После разговора с матерью Максим решил перекусить с дороги и в одиночестве привести в порядок мысли.
Однако на кухне Василиса и Нина уже пекли блины. Увидев новоявленного родственника девушки наотрез оказались его отпускать голодным, и молодому человеку пришлось разделить с ними компанию.
— Угощайтесь, — гостеприимно сказала Василиса. В ее голосе присутствовала некая радость. — Ничего, что слегка подгорели?
— Вполне съедобно, — попробовав блин, ответил Максим. — Я даже и так не смог бы.
— Это, наверное, вы специально, чтобы меня не обидеть. Добрый такой, да? — с улыбкой спросила названая сестра. — Прямо как папа, точнее, Сергей Борисович.
— Да, называть его так мне куда удобней. Насколько я знаю, он у нас чрезмерно добрый, — двусмысленно ответил Максим, но Василиса не заметила подвоха.

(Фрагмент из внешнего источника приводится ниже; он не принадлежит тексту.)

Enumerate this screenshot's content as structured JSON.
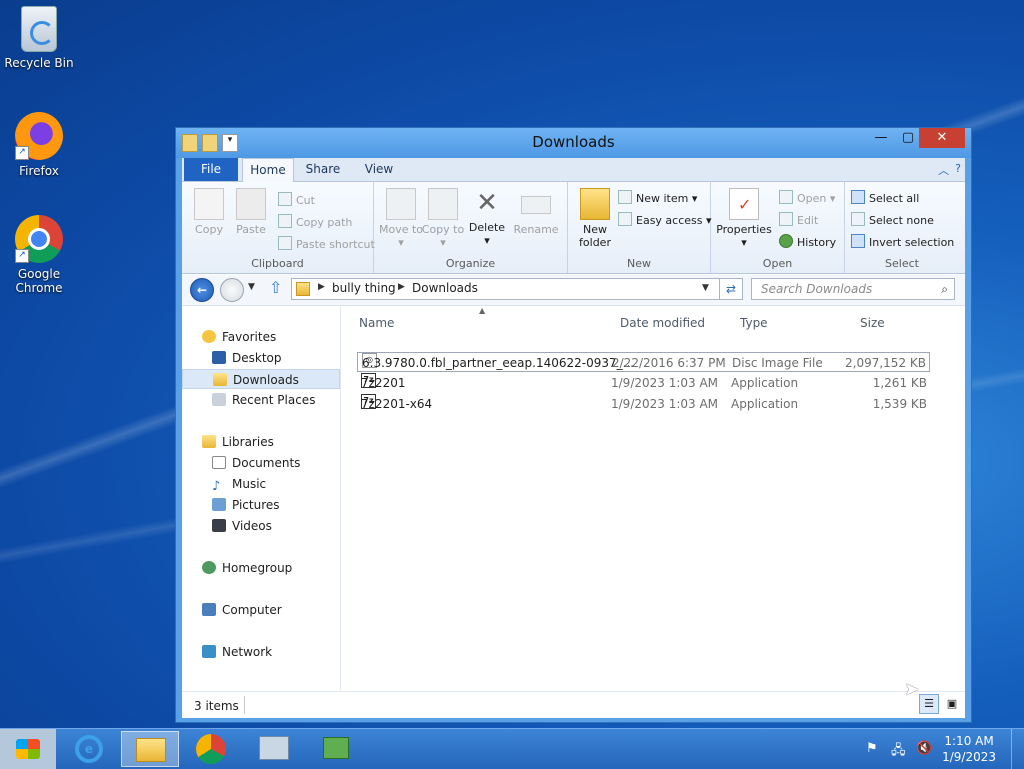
{
  "desktop": {
    "icons": [
      {
        "label": "Recycle Bin"
      },
      {
        "label": "Firefox"
      },
      {
        "label": "Google Chrome"
      }
    ]
  },
  "window": {
    "title": "Downloads",
    "controls": {
      "minimize": "—",
      "maximize": "▢",
      "close": "✕"
    }
  },
  "ribbon": {
    "tabs": {
      "file": "File",
      "home": "Home",
      "share": "Share",
      "view": "View"
    },
    "clipboard": {
      "label": "Clipboard",
      "copy": "Copy",
      "paste": "Paste",
      "cut": "Cut",
      "copy_path": "Copy path",
      "paste_shortcut": "Paste shortcut"
    },
    "organize": {
      "label": "Organize",
      "move_to": "Move to ▾",
      "copy_to": "Copy to ▾",
      "delete": "Delete",
      "delete_arrow": "▾",
      "rename": "Rename"
    },
    "new": {
      "label": "New",
      "new_folder": "New folder",
      "new_item": "New item ▾",
      "easy_access": "Easy access ▾"
    },
    "open": {
      "label": "Open",
      "properties": "Properties",
      "properties_arrow": "▾",
      "open": "Open ▾",
      "edit": "Edit",
      "history": "History"
    },
    "select": {
      "label": "Select",
      "select_all": "Select all",
      "select_none": "Select none",
      "invert_selection": "Invert selection"
    }
  },
  "address": {
    "segments": [
      "bully thing",
      "Downloads"
    ],
    "search_placeholder": "Search Downloads"
  },
  "nav": {
    "favorites": "Favorites",
    "desktop": "Desktop",
    "downloads": "Downloads",
    "recent_places": "Recent Places",
    "libraries": "Libraries",
    "documents": "Documents",
    "music": "Music",
    "pictures": "Pictures",
    "videos": "Videos",
    "homegroup": "Homegroup",
    "computer": "Computer",
    "network": "Network"
  },
  "files": {
    "columns": {
      "name": "Name",
      "date": "Date modified",
      "type": "Type",
      "size": "Size"
    },
    "rows": [
      {
        "name": "6.3.9780.0.fbl_partner_eeap.140622-0937_...",
        "date": "2/22/2016 6:37 PM",
        "type": "Disc Image File",
        "size": "2,097,152 KB"
      },
      {
        "name": "7z2201",
        "date": "1/9/2023 1:03 AM",
        "type": "Application",
        "size": "1,261 KB"
      },
      {
        "name": "7z2201-x64",
        "date": "1/9/2023 1:03 AM",
        "type": "Application",
        "size": "1,539 KB"
      }
    ]
  },
  "status": {
    "count": "3 items"
  },
  "taskbar": {
    "time": "1:10 AM",
    "date": "1/9/2023"
  }
}
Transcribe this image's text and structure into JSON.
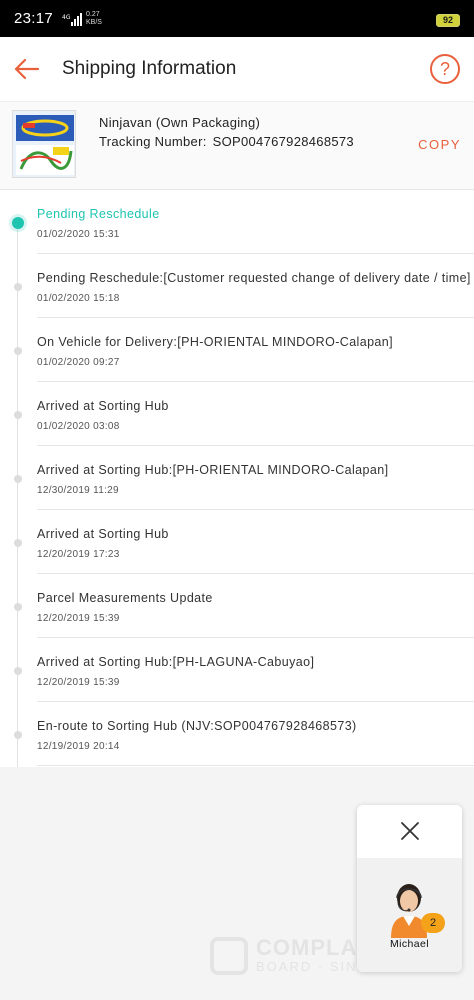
{
  "status_bar": {
    "time": "23:17",
    "network": "4G",
    "speed": "0.27",
    "speed_unit": "KB/S",
    "battery": "92"
  },
  "header": {
    "title": "Shipping Information",
    "help_symbol": "?"
  },
  "shipment": {
    "courier": "Ninjavan (Own Packaging)",
    "tracking_label": "Tracking Number:",
    "tracking_number": "SOP004767928468573",
    "copy_label": "COPY"
  },
  "events": [
    {
      "title": "Pending Reschedule",
      "time": "01/02/2020 15:31",
      "active": true
    },
    {
      "title": "Pending Reschedule:[Customer requested change of delivery date / time]",
      "time": "01/02/2020 15:18"
    },
    {
      "title": "On Vehicle for Delivery:[PH-ORIENTAL MINDORO-Calapan]",
      "time": "01/02/2020 09:27"
    },
    {
      "title": "Arrived at Sorting Hub",
      "time": "01/02/2020 03:08"
    },
    {
      "title": "Arrived at Sorting Hub:[PH-ORIENTAL MINDORO-Calapan]",
      "time": "12/30/2019 11:29"
    },
    {
      "title": "Arrived at Sorting Hub",
      "time": "12/20/2019 17:23"
    },
    {
      "title": "Parcel Measurements Update",
      "time": "12/20/2019 15:39"
    },
    {
      "title": "Arrived at Sorting Hub:[PH-LAGUNA-Cabuyao]",
      "time": "12/20/2019 15:39"
    },
    {
      "title": "En-route to Sorting Hub (NJV:SOP004767928468573)",
      "time": "12/19/2019 20:14"
    }
  ],
  "chat": {
    "agent_name": "Michael",
    "unread_count": "2"
  },
  "watermark": {
    "text": "COMPLAINTS",
    "sub": "BOARD · SINCE 2004"
  },
  "colors": {
    "accent": "#e8603c",
    "active": "#1ec4b0",
    "badge": "#f3a21a"
  },
  "icons": {
    "back": "arrow-left-icon",
    "help": "question-circle-icon",
    "close": "close-icon",
    "signal": "signal-icon",
    "battery": "battery-icon"
  }
}
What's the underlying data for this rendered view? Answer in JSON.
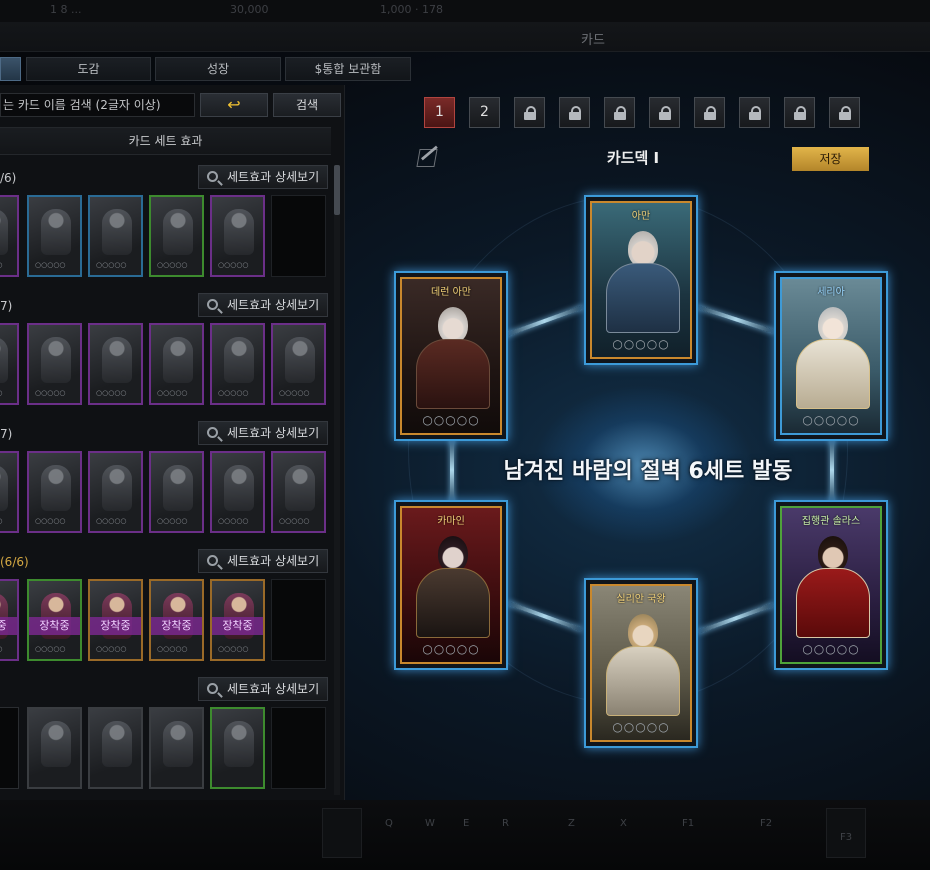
{
  "window": {
    "title": "카드"
  },
  "top_bar": {
    "ghost_left": "1 8 ...",
    "ghost_mid": "30,000",
    "ghost_right": "1,000 · 178"
  },
  "tabs": [
    {
      "label": ""
    },
    {
      "label": "도감"
    },
    {
      "label": "성장"
    },
    {
      "label": "$통합 보관함"
    }
  ],
  "search": {
    "placeholder": "는 카드 이름 검색 (2글자 이상)",
    "refresh_icon": "↩",
    "search_label": "검색"
  },
  "set_effect_header": "카드 세트 효과",
  "detail_label": "세트효과 상세보기",
  "sets": [
    {
      "name": "/6)",
      "gold": false
    },
    {
      "name": "7)",
      "gold": false
    },
    {
      "name": "7)",
      "gold": false
    },
    {
      "name": "(6/6)",
      "gold": true
    },
    {
      "name": "",
      "gold": false
    }
  ],
  "equipped_badge": "장착중",
  "pips": "○○○○○",
  "deck": {
    "slots": [
      "1",
      "2"
    ],
    "locked_count": 8,
    "name": "카드덱 I",
    "save_label": "저장",
    "banner": "남겨진 바람의 절벽 6세트 발동",
    "cards": [
      {
        "name": "아만",
        "rarity": "orange"
      },
      {
        "name": "데런 아만",
        "rarity": "orange"
      },
      {
        "name": "세리아",
        "rarity": "blue"
      },
      {
        "name": "카마인",
        "rarity": "orange"
      },
      {
        "name": "집행관 솔라스",
        "rarity": "green"
      },
      {
        "name": "실리안 국왕",
        "rarity": "orange"
      }
    ]
  },
  "hotbar": {
    "keys": [
      "Q",
      "W",
      "E",
      "R",
      "Z",
      "X",
      "F1",
      "F2",
      "F3"
    ]
  }
}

Тогда он добавил: — Никого не оставит без внимания.
— Знаете, если бы не он, я бы сейчас в детском доме была, — серьезно произнесла девушка. — А он нам квартиру снял, денег дал...
— Ага, деньги-то все профукала, — пожаловалась на подопечную Нина. — Коту под хвост ушли. А главное, такие деньжища ломовые!...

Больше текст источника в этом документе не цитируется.